# Learning Python Data Analysis

## Python Visualizing Tabular Data

Setup: https://swcarpentry.github.io/python-novice-inflammation/instructor/index.html#setup

Instruction: https://swcarpentry.github.io/python-novice-inflammation/instructor/03-matplotlib.html

Objectives:
* Plot simple graphs from data.
* Plot multiple graphs in a single figure.

In [None]:
# Load NumPy and data
import numpy
data = numpy.loadtxt(fname='data/inflammation-01.csv', delimiter=',')

In [None]:
import matplotlib.pyplot # Only load the pyplot module from matplotlib, using dot notation
# The pyplot docs: https://matplotlib.org/3.5.3/api/_as_gen/matplotlib.pyplot.html

# Plot the data
image = matplotlib.pyplot.imshow(data)
matplotlib.pyplot.show()

# Each row in the heat map corresponds to a patient in the clinical trial dataset
# Each column corresponds to a day in the dataset
# Blue pixels represent low values, and yellow pixels represent high values

# About the Data
* Clinical trial data for an imaginary miracle drug that promises to cure arthritis
* The patients take the medication once their inflammation flare-ups begin
* It takes around 3 weeks for the medication to take effect and begin reducing flare-ups

In [None]:
# Let's look at the average inflammation over time

# Get the average inflammation per day across all patients in the variable ave_inflammation
ave_inflammation = numpy.mean(data, axis=0)
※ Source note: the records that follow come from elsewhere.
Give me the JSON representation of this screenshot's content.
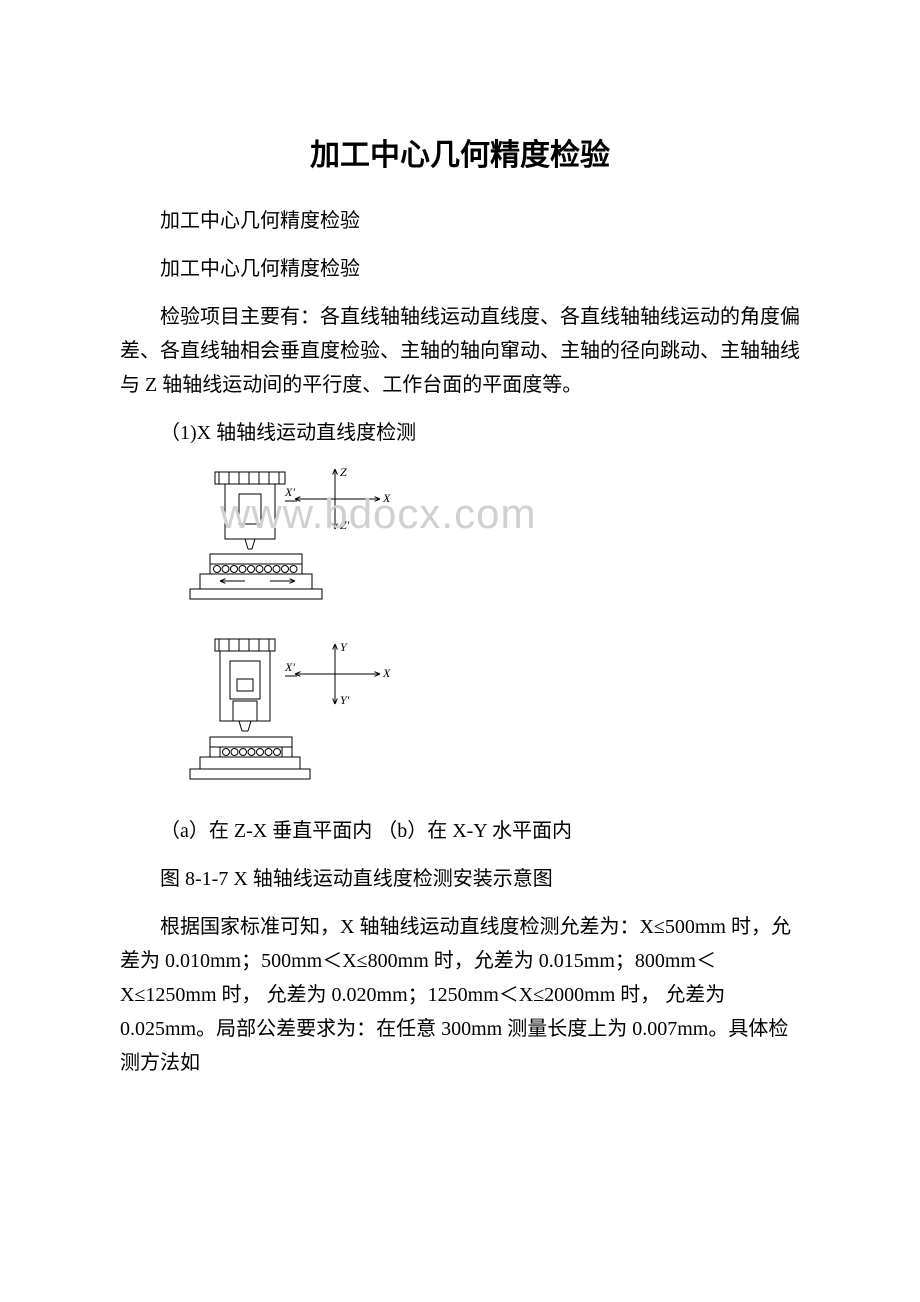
{
  "title": "加工中心几何精度检验",
  "para1": "加工中心几何精度检验",
  "para2": "加工中心几何精度检验",
  "para3": "检验项目主要有：各直线轴轴线运动直线度、各直线轴轴线运动的角度偏差、各直线轴相会垂直度检验、主轴的轴向窜动、主轴的径向跳动、主轴轴线与 Z 轴轴线运动间的平行度、工作台面的平面度等。",
  "para4": "（1)X 轴轴线运动直线度检测",
  "caption_ab": "（a）在 Z-X 垂直平面内 （b）在 X-Y 水平面内",
  "caption_fig": "图 8-1-7 X 轴轴线运动直线度检测安装示意图",
  "para5": "根据国家标准可知，X 轴轴线运动直线度检测允差为：X≤500mm 时，允差为 0.010mm；500mm＜X≤800mm 时，允差为 0.015mm；800mm＜X≤1250mm 时， 允差为 0.020mm；1250mm＜X≤2000mm 时， 允差为 0.025mm。局部公差要求为：在任意 300mm 测量长度上为 0.007mm。具体检测方法如",
  "watermark": "www.bdocx.com",
  "diagram": {
    "stroke": "#000000",
    "stroke_width": 1,
    "axis_labels_top": {
      "Z": "Z",
      "X": "X",
      "Xp": "X'",
      "Zp": "Z'"
    },
    "axis_labels_bottom": {
      "Y": "Y",
      "X": "X",
      "Xp": "X'",
      "Yp": "Y'"
    },
    "fontsize": 12
  }
}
# Then create (and display) a line graph of those values 
ave_plot = matplotlib.pyplot.plot(ave_inflammation)
matplotlib.pyplot.show()

# The result is a reasonably linear rise and fall

In [None]:
# Plotting the max value

max_plot = matplotlib.pyplot.plot(numpy.amax(data, axis=0))
matplotlib.pyplot.show()

In [None]:
# And the min value

min_plot = matplotlib.pyplot.plot(numpy.amin(data, axis=0))
matplotlib.pyplot.show()

Conclusion: The maximum value rises and falls linearly, while the minimum seems to be a step function. 
Neither trend seems particularly likely.

There’s either a mistake in our calculations or something is wrong with our data. This insight would have been difficult to reach by examining the numbers themselves without visualization tools.

## Grouping plots
You can group similar plots in a single figure using subplots.

In [None]:
# Create 3 plots side by side
import numpy
import matplotlib.pyplot

data = numpy.loadtxt(fname='data/inflammation-01.csv', delimiter=',')

fig = matplotlib.pyplot.figure(figsize=(10.0, 3.0)) # define the size

# add_subplot method takes 3 parameters. 
# 1. total rows of subplots
# 2. total columns of subplots 
# 3. which subplot your variable is referencing (left-to-right, top-to-bottom)

axes1 = fig.add_subplot(1, 3, 1)
axes2 = fig.add_subplot(1, 3, 2)
axes3 = fig.add_subplot(1, 3, 3)

axes1.set_ylabel('average')
axes1.plot(numpy.mean(data, axis=0))

axes2.set_ylabel('max')
axes2.plot(numpy.amax(data, axis=0))

axes3.set_ylabel('min')
axes3.plot(numpy.amin(data, axis=0))

fig.tight_layout()

matplotlib.pyplot.savefig('inflammation.png')
matplotlib.pyplot.show()

Exercise - create your own plot showing the 
standard deviation (numpy.std) of the inflammation data for each day across all patients.